Я иду по главной короткой «улице», по направлению к храму. Приходится проталкиваться в толпе, заступать на «газоны»... Слышу мельком — хоронят знаменитую фигуристку Пахомову... «Надо же, такая молодая, красивая, знаменитая — а умерла!» — идет в толпе скорбно-самодовольный говорок... Да, вот такая, а умерла, а мы — не такие, а слава богу, живы!
Появляется милиция с мегафонами, пытается выстроить толпу в ряды по краям аллеи.
— Мама — а скоро ее повезут? — нетерпеливо спрашивает мальчик.
— Скоро, скоро! — успокаивает мать.
Да, странное воспитание. Да и подобные пышные мероприятия, честно говоря, изумляют меня... Зачем? Это же все подыгрывает смерти, показывает ее могущество... это же демонстрация в ее честь, вроде демонстрации в честь Первого мая! Вряд ли меня ждут подобные похороны — но я бы и не хотел, яростно не хотел! Будь моя воля — я бы отменил похороны вообще — просто исчез человек, уехал, таинственным образом пропал! Пусть все так и мыслят об этом!
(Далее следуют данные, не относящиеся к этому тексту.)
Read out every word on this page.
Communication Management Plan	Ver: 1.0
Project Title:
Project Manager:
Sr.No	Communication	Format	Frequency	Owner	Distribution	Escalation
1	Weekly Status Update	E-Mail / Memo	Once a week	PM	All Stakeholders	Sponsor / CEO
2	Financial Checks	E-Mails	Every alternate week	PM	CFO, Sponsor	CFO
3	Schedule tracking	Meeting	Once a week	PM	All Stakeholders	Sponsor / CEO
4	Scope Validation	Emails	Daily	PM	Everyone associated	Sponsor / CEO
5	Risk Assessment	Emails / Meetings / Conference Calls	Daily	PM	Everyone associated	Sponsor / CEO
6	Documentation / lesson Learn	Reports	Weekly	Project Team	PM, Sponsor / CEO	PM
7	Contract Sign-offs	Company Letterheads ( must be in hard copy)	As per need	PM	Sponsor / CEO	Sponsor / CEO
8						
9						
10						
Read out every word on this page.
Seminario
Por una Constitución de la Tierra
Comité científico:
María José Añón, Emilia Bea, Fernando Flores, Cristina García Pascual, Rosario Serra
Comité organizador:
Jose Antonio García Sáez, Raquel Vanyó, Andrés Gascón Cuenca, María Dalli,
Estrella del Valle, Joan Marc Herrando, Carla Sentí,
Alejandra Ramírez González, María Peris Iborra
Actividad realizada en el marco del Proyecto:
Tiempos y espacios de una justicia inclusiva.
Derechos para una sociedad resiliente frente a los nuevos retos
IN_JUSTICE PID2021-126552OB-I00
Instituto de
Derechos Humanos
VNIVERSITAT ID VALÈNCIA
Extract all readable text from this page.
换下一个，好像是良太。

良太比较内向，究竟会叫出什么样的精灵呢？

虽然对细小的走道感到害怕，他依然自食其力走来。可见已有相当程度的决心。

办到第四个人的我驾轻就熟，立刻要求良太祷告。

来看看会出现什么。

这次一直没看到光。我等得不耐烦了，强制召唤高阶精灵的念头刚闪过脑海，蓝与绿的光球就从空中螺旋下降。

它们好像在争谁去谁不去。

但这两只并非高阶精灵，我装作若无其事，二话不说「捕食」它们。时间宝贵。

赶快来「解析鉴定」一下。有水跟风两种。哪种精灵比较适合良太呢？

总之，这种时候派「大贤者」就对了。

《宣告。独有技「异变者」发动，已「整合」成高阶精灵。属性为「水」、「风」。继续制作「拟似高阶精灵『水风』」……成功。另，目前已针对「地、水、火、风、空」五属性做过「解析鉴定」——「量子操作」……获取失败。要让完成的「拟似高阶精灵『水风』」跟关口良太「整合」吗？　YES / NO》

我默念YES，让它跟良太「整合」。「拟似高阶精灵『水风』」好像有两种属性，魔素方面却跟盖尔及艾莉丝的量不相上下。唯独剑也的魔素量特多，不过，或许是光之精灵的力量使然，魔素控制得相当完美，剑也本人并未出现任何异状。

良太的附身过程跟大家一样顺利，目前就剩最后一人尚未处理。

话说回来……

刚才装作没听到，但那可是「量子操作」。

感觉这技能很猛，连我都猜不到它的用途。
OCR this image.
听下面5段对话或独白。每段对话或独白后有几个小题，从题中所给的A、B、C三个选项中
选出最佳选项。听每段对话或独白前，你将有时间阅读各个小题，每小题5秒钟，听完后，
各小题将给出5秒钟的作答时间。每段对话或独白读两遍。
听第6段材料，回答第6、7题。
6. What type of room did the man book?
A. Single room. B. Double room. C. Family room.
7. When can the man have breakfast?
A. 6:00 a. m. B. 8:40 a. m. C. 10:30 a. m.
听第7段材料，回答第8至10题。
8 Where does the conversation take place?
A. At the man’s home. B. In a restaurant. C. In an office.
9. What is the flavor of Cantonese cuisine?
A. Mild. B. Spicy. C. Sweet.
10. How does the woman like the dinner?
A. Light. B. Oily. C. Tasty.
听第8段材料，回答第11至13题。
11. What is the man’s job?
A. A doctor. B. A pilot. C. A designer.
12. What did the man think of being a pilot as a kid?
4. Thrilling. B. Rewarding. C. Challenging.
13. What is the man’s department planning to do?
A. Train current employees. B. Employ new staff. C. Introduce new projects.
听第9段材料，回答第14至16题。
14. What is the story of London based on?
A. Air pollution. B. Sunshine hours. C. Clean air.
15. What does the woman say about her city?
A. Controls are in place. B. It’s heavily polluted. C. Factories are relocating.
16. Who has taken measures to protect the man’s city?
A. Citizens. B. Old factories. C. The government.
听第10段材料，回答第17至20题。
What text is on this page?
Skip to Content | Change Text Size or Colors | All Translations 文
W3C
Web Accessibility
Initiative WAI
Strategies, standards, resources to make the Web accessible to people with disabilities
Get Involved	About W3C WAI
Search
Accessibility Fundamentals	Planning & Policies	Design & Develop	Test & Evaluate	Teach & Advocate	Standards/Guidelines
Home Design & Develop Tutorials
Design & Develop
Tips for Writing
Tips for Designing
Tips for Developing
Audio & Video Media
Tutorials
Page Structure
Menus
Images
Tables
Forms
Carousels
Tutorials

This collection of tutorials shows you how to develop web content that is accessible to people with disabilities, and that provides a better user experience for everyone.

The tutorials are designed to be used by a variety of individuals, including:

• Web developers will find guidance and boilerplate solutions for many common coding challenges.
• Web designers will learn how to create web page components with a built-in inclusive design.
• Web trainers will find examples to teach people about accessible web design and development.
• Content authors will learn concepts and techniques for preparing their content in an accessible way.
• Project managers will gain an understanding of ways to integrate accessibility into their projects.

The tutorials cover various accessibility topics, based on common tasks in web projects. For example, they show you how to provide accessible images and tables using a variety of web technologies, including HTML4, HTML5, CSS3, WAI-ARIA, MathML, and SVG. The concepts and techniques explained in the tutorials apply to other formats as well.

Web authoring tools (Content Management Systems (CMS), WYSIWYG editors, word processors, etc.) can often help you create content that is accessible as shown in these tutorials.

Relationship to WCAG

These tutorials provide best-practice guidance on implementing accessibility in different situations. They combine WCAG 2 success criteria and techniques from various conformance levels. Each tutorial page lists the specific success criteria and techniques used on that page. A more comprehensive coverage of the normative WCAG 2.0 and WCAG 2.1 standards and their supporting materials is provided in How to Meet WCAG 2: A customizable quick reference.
Участия в ритуалах всегда бесили меня, а тут единственный ритуал, с которого ты не можешь даже сбежать, вот ты — лежишь, все разглядывают тебя и говорят, что хотят... невыносимо! А потом... лежи, и не двигайся на глубине!.. Уж лучше исчезнуть вообще, оставив в сознании любящих тебя спасительную лазейку: ...ведь мы же не видели, как его погребали... а вдруг?.. Пусть лучше так — чем торжественный и ужасный ритуал!.. Может — малодушные мысли?.. Ну, и пусть! Для такого дела, мне кажется, и горделивостью можно поступиться.
Только исчезнуть, сгореть! — вот мое завещание.
Протолкнувшись через оживленную толпу, я выбился наконец на поперечную, гораздо более тихую и солидную «Аллею академиков». Памятники тут большие, полированные, блестящие... портреты академиков, чаще всего — белые мраморные барельефы на темном мраморе, четкие, уверенные, холеные профили... аллея эта, по идее, должна демонстрировать, что у них и после смерти все так же отлично — четко, надежно, солидно... но так ли это? Всю эту роскошь возводили ведь уже не они... и не фальшива ли она? Человека нет — а вместо него говорят другие, как бы лучше его знающие, что бы он хотел... только так можно объяснить однообразную роскошь этих памятников. О, вот и дедушка... такой же уверенный барельеф. Что я знаю о тебе? Какие черты, какие жесты твои гуляют во мне? Наверняка что-нибудь есть! Но что?
Постояв неподвижно, я обошел ограду вокруг — и замер, встретившись взглядом с бабушкой. Она смотрела на меня с круглого медальона... абсолютно живая... слегка растрепанные легкие волосы на прямой пробор... И взгляд... вот такой взгляд с мрамора волнует, это вам не барельеф!.. и даже старческое коричневое пятно сбоку переносицы как живое! Привет, бабушка!
Вот уж кто был, и на памятнике остался — живой. Вот уж кто был — не бывшая жена «акадэмика» (так некоторые произносят это слово), и не внучка крупного священника, и не бабушка писателя (некоторые умудряются напялить и такую маску)... вот уж кто был абсолютно независимым ни от каких званий и чинов — подвижная, всегда искренняя, переживающая то, что ее действительно волновало (а не то, что «волновало эпоху»). Непосредственность ее — одно из главных, наверное, впечатлений, усвоенных мной.
Я вижу ее, полуторалетний, со дна оврага — она высунулась из окна террасы, что-то вешает из продуктов на крюк за окном, и губы ее что-то недовольно бормочут, лоб нахмурен... Ах, бабушка!